If you are ill, stay home. Control your sneezes and coughs. If you cough into your hand, remember the virus could be live on your hand at least for a few minutes, so wash your hands before touching anyone else. If you get symptoms suggesting the flu, call your doctor, who can call in a prescription for medication to treat the flu. Resist going to the doctor’s office or a hospital ER for influenza symptoms unless you are seriously ill. You do not want to spread the disease to others.
20. What else can I do?
Keep in touch with the most recent CDC messages through the following links:
Go to the sources of verifiable information such as WHO (World Health Organization) or the CDC.
Most important, be alert, not panicked.
“There is a huge difference between preparedness and paranoia”, says Dr. Robert Emery, occupational health expert at the UT School of Public Health at Houston. “Although we’re dealing with a new strain of flu, a set of universally applicable preventive measures exist that can be employed right away by everyone to help stop the spread of this disease”
There’s a right way and useless way to wash hands and wash away micro-organisms. The object is to break down the protective membranes of germs, dislodge them from your hands and let them go down the drain. Plain soap in the right hands is strong stuff.
- Lather well with a bar of soap or squirt a coin size of liquid soap in the palm of your hand.
- Vigorously rub your hands together, soap up between your fingers, AND your wrists, front and back for 15 seconds. Sing the first chorus of any song you know and that’ll take you through the 15 seconds.
- Rinse under warm, RUNNING water. Remember, the object is to dislodge germs. The force of water is key.

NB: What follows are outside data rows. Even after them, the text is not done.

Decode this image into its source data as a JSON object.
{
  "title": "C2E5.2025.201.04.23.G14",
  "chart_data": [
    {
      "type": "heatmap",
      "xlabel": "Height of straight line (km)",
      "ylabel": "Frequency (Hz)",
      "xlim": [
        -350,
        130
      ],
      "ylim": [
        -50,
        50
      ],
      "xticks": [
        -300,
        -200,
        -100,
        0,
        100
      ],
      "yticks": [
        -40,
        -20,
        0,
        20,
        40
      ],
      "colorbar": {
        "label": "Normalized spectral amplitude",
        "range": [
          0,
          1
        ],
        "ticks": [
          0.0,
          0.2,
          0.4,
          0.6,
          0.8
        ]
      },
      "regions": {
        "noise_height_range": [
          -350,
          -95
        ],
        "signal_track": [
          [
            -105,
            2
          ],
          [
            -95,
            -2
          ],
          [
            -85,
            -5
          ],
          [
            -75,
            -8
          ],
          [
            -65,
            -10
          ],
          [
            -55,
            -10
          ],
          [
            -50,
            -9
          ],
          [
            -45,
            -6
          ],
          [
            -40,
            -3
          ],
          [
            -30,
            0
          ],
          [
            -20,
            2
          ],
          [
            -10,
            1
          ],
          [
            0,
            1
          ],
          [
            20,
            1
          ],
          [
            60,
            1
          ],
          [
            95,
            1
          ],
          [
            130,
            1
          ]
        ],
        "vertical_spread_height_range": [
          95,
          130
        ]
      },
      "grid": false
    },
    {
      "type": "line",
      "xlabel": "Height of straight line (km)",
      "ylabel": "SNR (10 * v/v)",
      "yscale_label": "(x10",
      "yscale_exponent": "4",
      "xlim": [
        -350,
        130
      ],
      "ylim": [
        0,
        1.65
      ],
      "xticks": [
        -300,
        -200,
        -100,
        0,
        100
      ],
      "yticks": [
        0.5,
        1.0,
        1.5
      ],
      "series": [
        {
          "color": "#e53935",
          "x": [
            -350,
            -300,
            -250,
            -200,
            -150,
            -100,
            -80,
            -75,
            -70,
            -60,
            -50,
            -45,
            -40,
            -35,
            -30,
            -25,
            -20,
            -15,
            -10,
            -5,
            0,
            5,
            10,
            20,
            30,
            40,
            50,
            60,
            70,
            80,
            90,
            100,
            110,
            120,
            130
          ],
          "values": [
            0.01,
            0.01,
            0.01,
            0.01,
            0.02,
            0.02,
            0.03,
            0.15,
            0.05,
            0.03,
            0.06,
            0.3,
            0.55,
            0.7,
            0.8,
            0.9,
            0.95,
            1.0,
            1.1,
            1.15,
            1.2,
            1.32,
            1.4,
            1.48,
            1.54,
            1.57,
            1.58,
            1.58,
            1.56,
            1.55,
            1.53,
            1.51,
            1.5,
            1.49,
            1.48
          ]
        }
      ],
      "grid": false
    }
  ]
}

- Thoroughly dry your hands with a disposable towel or under the blower, again, rubbing your hands together.
- Discard the towel.
If you’re using alcohol-based gels as hand cleansers:
Put a dime-sized amount in one hand:
- Vigorously rub your hands together and in between your fingers until the GEL IS DRY about 30 seconds.
- DO NOT touch your face!
Once your hands are clean, do not touch your face, nose, eyes or lips.
Rubbing your eyes and nose provides a freeway for micro-organisms and good breeding ground once they’ve arrived.
Cover your cough
If you must cough or sneeze, cover your mouth with a tissue, or the inside of your elbow (not your hand as you may then contaminate surfaces when you touch them). Throw the tissue away in a waste basket. Do not leave discarded tissues on your desk or other surfaces.
Then, wash you hands thoroughly.
The throw-it-away part is essential.
Micro-organisms live a life span from a few seconds to days on inanimate surfaces such as desks, table tops, faucets…tissues. If your tissues are scattered on your coffee table, they then are in contact with community surfaces. Both the tissues and the surface it sits on can spread germs to the person who touches the coffee table.
If you begin to feel ill: feverish, achy, have a dry, painful cough, sore throat, go home from school or work and call your health care provider for further instructions.
If you feel sick with flu-like symptoms and you care for the very young or the very elderly or the chronically ill, inform your health care provider when you call their office.